After the 2020 hearth, there have been dependable Cassia crossbill sightings in Colorado, Wyoming and California. Did the birds set out searching for new habitat? Might the birds thrive elsewhere? Maybe, but it surely’s most likely not sufficient to save lots of the species. Their future rests with these islands of lodgepoles, with still-abundant meals and no squirrels.

The Search Continues
Even just a few sq. miles of pine bushes begin to really feel daunting once you’re not discovering birds. There are quite a lot of bushes to verify.
Creature quests can tackle a wierd power. Discover the hen or mammal you’re looking for instantly, and also you’re flooded with a dose of aid tempered by a little bit of disappointment. You got here right here for a search and also you don’t need it to be over too quickly. However once you haven’t discovered the critter after prolonged looking, the fun of the chase begins to be tinged with anxiousness.
I needed to drive a pair hours again house for my son’s soccer apply. I’d been searching for just a few hours and had no luck. I moved places to a different patch of lodgepole pines.
Bits of cone littered the path. The work of crossbills? Hope elevated. I slowed down, nonetheless tracing each flitter of wing I noticed. A mule deer snorted. An aggressive wasp buzzed my face. A small yellow hen – a warbler? – provided a short look.
I sat on a stump in a patch of lodgepoles with quite a lot of hen exercise. After which I heard the tell-tale “kip” made by the crossbill, a sound I had dedicated to reminiscence. I stood up, binoculars on the prepared. My coronary heart lurched when a flock of birds flushed, but it surely was simply juncos.

After which. Two birds landed on a lodgepole pine department, silhouetted with blue sky.
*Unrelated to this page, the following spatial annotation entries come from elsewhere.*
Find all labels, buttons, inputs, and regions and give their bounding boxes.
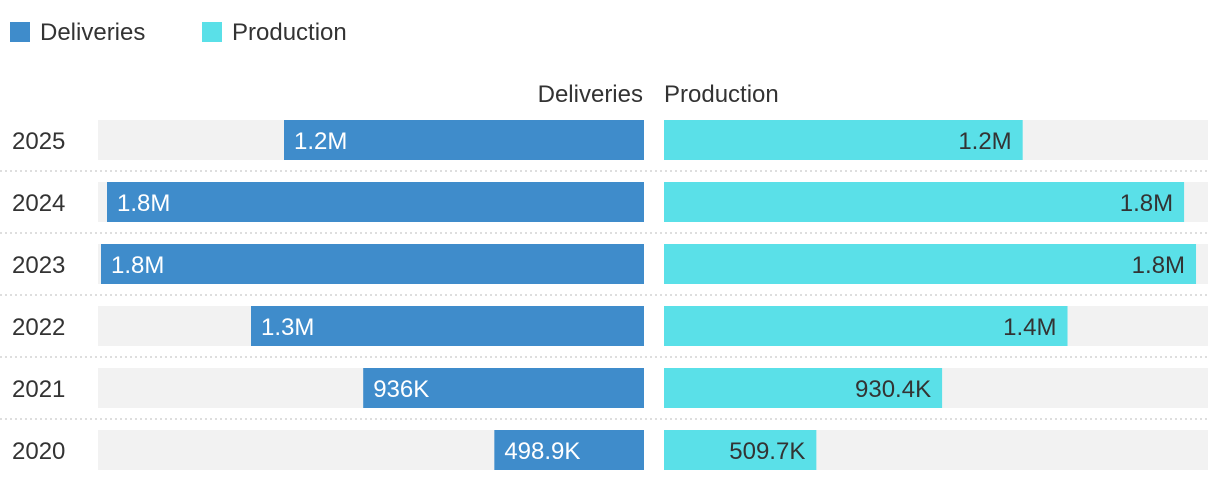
row-2021: 2021 936K 930.4K	[0, 368, 1210, 420]
bar-production	[664, 430, 817, 470]
bar-deliveries	[284, 120, 644, 160]
row-2022: 2022 1.3M 1.4M	[0, 306, 1210, 358]
legend-swatch-production	[202, 22, 222, 42]
column-headers: Deliveries Production	[538, 81, 779, 108]
bar-deliveries	[107, 182, 644, 222]
bar-production	[664, 182, 1185, 222]
value-label-deliveries: 936K	[373, 376, 429, 403]
value-label-production: 930.4K	[855, 376, 931, 403]
legend-label-deliveries: Deliveries	[40, 19, 145, 46]
year-label: 2022	[12, 314, 65, 341]
value-label-deliveries: 498.9K	[504, 438, 580, 465]
value-label-deliveries: 1.3M	[261, 314, 314, 341]
value-label-production: 509.7K	[729, 438, 805, 465]
value-label-deliveries: 1.8M	[117, 190, 170, 217]
bar-rows: 2025 1.2M 1.2M 2024 1.8M 1.8M 2023 1.8M 1.8M 2022…	[0, 120, 1210, 470]
legend-label-production: Production	[232, 19, 347, 46]
bar-production	[664, 120, 1023, 160]
bar-production	[664, 306, 1068, 346]
value-label-deliveries: 1.8M	[111, 252, 164, 279]
year-label: 2025	[12, 128, 65, 155]
header-deliveries: Deliveries	[538, 81, 643, 108]
row-2020: 2020 498.9K 509.7K	[12, 430, 1208, 470]
value-label-production: 1.8M	[1120, 190, 1173, 217]
year-label: 2023	[12, 252, 65, 279]
year-label: 2021	[12, 376, 65, 403]
value-label-production: 1.4M	[1003, 314, 1056, 341]
year-label: 2024	[12, 190, 65, 217]
legend-swatch-deliveries	[10, 22, 30, 42]
row-2024: 2024 1.8M 1.8M	[0, 182, 1210, 234]
header-production: Production	[664, 81, 779, 108]
value-label-production: 1.2M	[958, 128, 1011, 155]
year-label: 2020	[12, 438, 65, 465]
value-label-deliveries: 1.2M	[294, 128, 347, 155]
legend: Deliveries Production	[10, 19, 347, 46]
bar-deliveries	[363, 368, 644, 408]
bar-deliveries	[251, 306, 644, 346]
bar-deliveries	[101, 244, 644, 284]
row-2023: 2023 1.8M 1.8M	[0, 244, 1210, 296]
bar-production	[664, 368, 943, 408]
bar-production	[664, 244, 1197, 284]
bar-deliveries	[494, 430, 644, 470]
row-2025: 2025 1.2M 1.2M	[0, 120, 1210, 172]
value-label-production: 1.8M	[1132, 252, 1185, 279]
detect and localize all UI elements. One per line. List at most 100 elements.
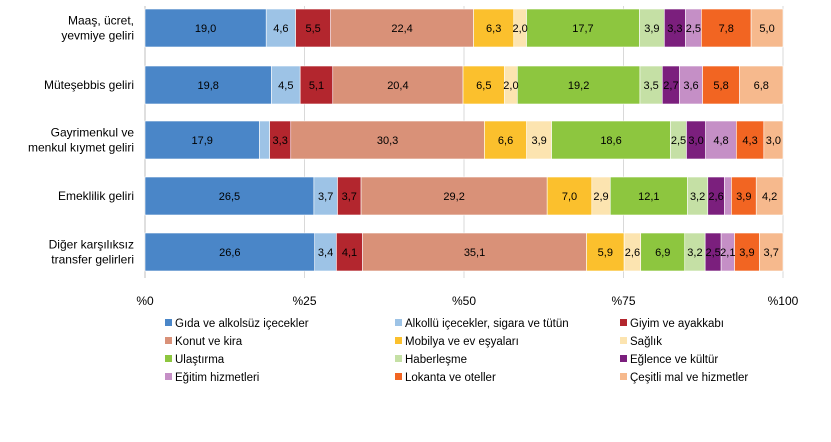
data-label: 5,5 bbox=[305, 23, 320, 35]
bar-segment bbox=[290, 120, 485, 160]
data-label: 5,9 bbox=[598, 247, 613, 259]
category-label: Diğer karşılıksız transfer gelirleri bbox=[49, 238, 134, 267]
data-label: 3,6 bbox=[683, 80, 698, 92]
legend: Gıda ve alkolsüz içecekler Alkollü içecek… bbox=[165, 318, 748, 384]
bar-segment bbox=[763, 120, 784, 160]
data-label: 6,5 bbox=[476, 80, 491, 92]
category-label: Maaş, ücret, yevmiye geliri bbox=[61, 14, 134, 43]
x-tick-labels-layer: %0 %25 %50 %75 %100 bbox=[136, 294, 798, 308]
legend-swatch bbox=[395, 373, 402, 380]
data-label: 3,9 bbox=[739, 247, 754, 259]
bar-segment bbox=[330, 8, 474, 48]
bar-segment bbox=[639, 8, 665, 48]
data-label: 19,0 bbox=[195, 23, 216, 35]
legend-label: Ulaştırma bbox=[175, 354, 225, 366]
data-label: 3,4 bbox=[318, 247, 333, 259]
data-label: 6,3 bbox=[486, 23, 501, 35]
data-label: 2,6 bbox=[625, 247, 640, 259]
bar-segment bbox=[462, 65, 505, 105]
data-label: 3,0 bbox=[688, 135, 703, 147]
data-label: 30,3 bbox=[377, 135, 398, 147]
data-label: 4,1 bbox=[342, 247, 357, 259]
legend-label: Çeşitli mal ve hizmetler bbox=[630, 372, 748, 384]
data-label: 6,9 bbox=[655, 247, 670, 259]
bar-segment bbox=[517, 65, 641, 105]
bar-segment bbox=[750, 8, 784, 48]
bars-layer bbox=[144, 8, 784, 272]
bar-segment bbox=[144, 120, 260, 160]
data-label: 3,9 bbox=[736, 191, 751, 203]
data-label: 17,7 bbox=[572, 23, 593, 35]
data-label: 2,0 bbox=[512, 23, 527, 35]
data-label: 5,1 bbox=[309, 80, 324, 92]
legend-label: Haberleşme bbox=[405, 354, 467, 366]
data-label: 7,8 bbox=[719, 23, 734, 35]
bar-segment bbox=[734, 232, 760, 272]
data-label: 3,9 bbox=[531, 135, 546, 147]
data-label: 19,8 bbox=[198, 80, 219, 92]
x-tick-label: %75 bbox=[611, 294, 635, 308]
data-label: 4,3 bbox=[742, 135, 757, 147]
data-label: 2,0 bbox=[503, 80, 518, 92]
legend-swatch bbox=[620, 355, 627, 362]
data-label: 2,6 bbox=[708, 191, 723, 203]
bar-segment bbox=[336, 232, 363, 272]
data-label: 3,0 bbox=[766, 135, 781, 147]
legend-swatch bbox=[165, 337, 172, 344]
data-label: 26,6 bbox=[219, 247, 240, 259]
data-label: 4,2 bbox=[762, 191, 777, 203]
legend-swatch bbox=[165, 373, 172, 380]
data-label: 4,5 bbox=[278, 80, 293, 92]
data-label: 2,5 bbox=[705, 247, 720, 259]
category-label: Müteşebbis geliri bbox=[44, 78, 134, 92]
legend-swatch bbox=[395, 355, 402, 362]
x-tick-label: %0 bbox=[136, 294, 154, 308]
data-label: 3,5 bbox=[643, 80, 658, 92]
x-tick-label: %50 bbox=[452, 294, 476, 308]
data-label: 20,4 bbox=[387, 80, 408, 92]
data-label: 6,6 bbox=[498, 135, 513, 147]
legend-label: Lokanta ve oteller bbox=[405, 372, 496, 384]
legend-label: Eğitim hizmetleri bbox=[175, 372, 259, 384]
data-label: 3,7 bbox=[342, 191, 357, 203]
data-label: 18,6 bbox=[600, 135, 621, 147]
data-label: 3,2 bbox=[687, 247, 702, 259]
bar-segment bbox=[144, 232, 316, 272]
bar-segment bbox=[144, 176, 315, 216]
legend-label: Alkollü içecekler, sigara ve tütün bbox=[405, 318, 569, 330]
bar-segment bbox=[546, 176, 593, 216]
data-label: 7,0 bbox=[562, 191, 577, 203]
data-label: 6,8 bbox=[754, 80, 769, 92]
bar-segment bbox=[701, 8, 752, 48]
legend-swatch bbox=[395, 319, 402, 326]
x-tick-label: %100 bbox=[768, 294, 799, 308]
data-label: 4,8 bbox=[713, 135, 728, 147]
x-tick-label: %25 bbox=[292, 294, 316, 308]
legend-swatch bbox=[620, 319, 627, 326]
bar-segment bbox=[755, 176, 784, 216]
data-label: 2,5 bbox=[671, 135, 686, 147]
legend-swatch bbox=[165, 319, 172, 326]
data-label: 3,7 bbox=[318, 191, 333, 203]
data-label: 17,9 bbox=[192, 135, 213, 147]
data-label: 22,4 bbox=[391, 23, 412, 35]
data-label: 3,3 bbox=[273, 135, 288, 147]
legend-label: Gıda ve alkolsüz içecekler bbox=[175, 318, 309, 330]
legend-swatch bbox=[165, 355, 172, 362]
bar-segment bbox=[362, 232, 587, 272]
data-label: 2,7 bbox=[663, 80, 678, 92]
legend-label: Eğlence ve kültür bbox=[630, 354, 718, 366]
data-label: 5,8 bbox=[713, 80, 728, 92]
legend-label: Giyim ve ayakkabı bbox=[630, 318, 724, 330]
data-label: 5,0 bbox=[759, 23, 774, 35]
data-label: 3,3 bbox=[667, 23, 682, 35]
data-label: 4,6 bbox=[273, 23, 288, 35]
data-label: 26,5 bbox=[219, 191, 240, 203]
data-label: 2,9 bbox=[593, 191, 608, 203]
bar-segment bbox=[271, 65, 301, 105]
category-label: Gayrimenkul ve menkul kıymet geliri bbox=[28, 126, 134, 155]
bar-segment bbox=[526, 120, 552, 160]
legend-swatch bbox=[620, 337, 627, 344]
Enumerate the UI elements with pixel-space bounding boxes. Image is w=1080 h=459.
I seemed and noticed the unmistakable “crossed invoice.” A male and a feminine sat there, shifting positions however providing crystal-clear views. I might simply watch, till a pair minutes later, they took off.
I continued to look however didn’t see any extra. However I felt that glow that any birder or wildlife watcher is aware of after seeing a goal species.
I like all the pieces about wildlife quests like this. I like how being alert and concentrated permits you see extra, a lot extra, from particular person trembling leaves to deer to chickadees. I like sneaking by means of the woods, driving dusty roads and celebrating with gas-station burritos. I like the way in which the information and work assignments fade out of your thoughts.
And I additionally love this: looking for an endemic hen brings you absolutely immerses you within the complexity of the world. What may seem like simply one other set of hills from the freeway is revealed to be a habitat formed by a scarcity of squirrels and ample woodpeckers and thick pinecones. And that place gives you a glimpse of this particular hen, one which exists solely right here, as if clinging to a lodgepole life raft within the desert.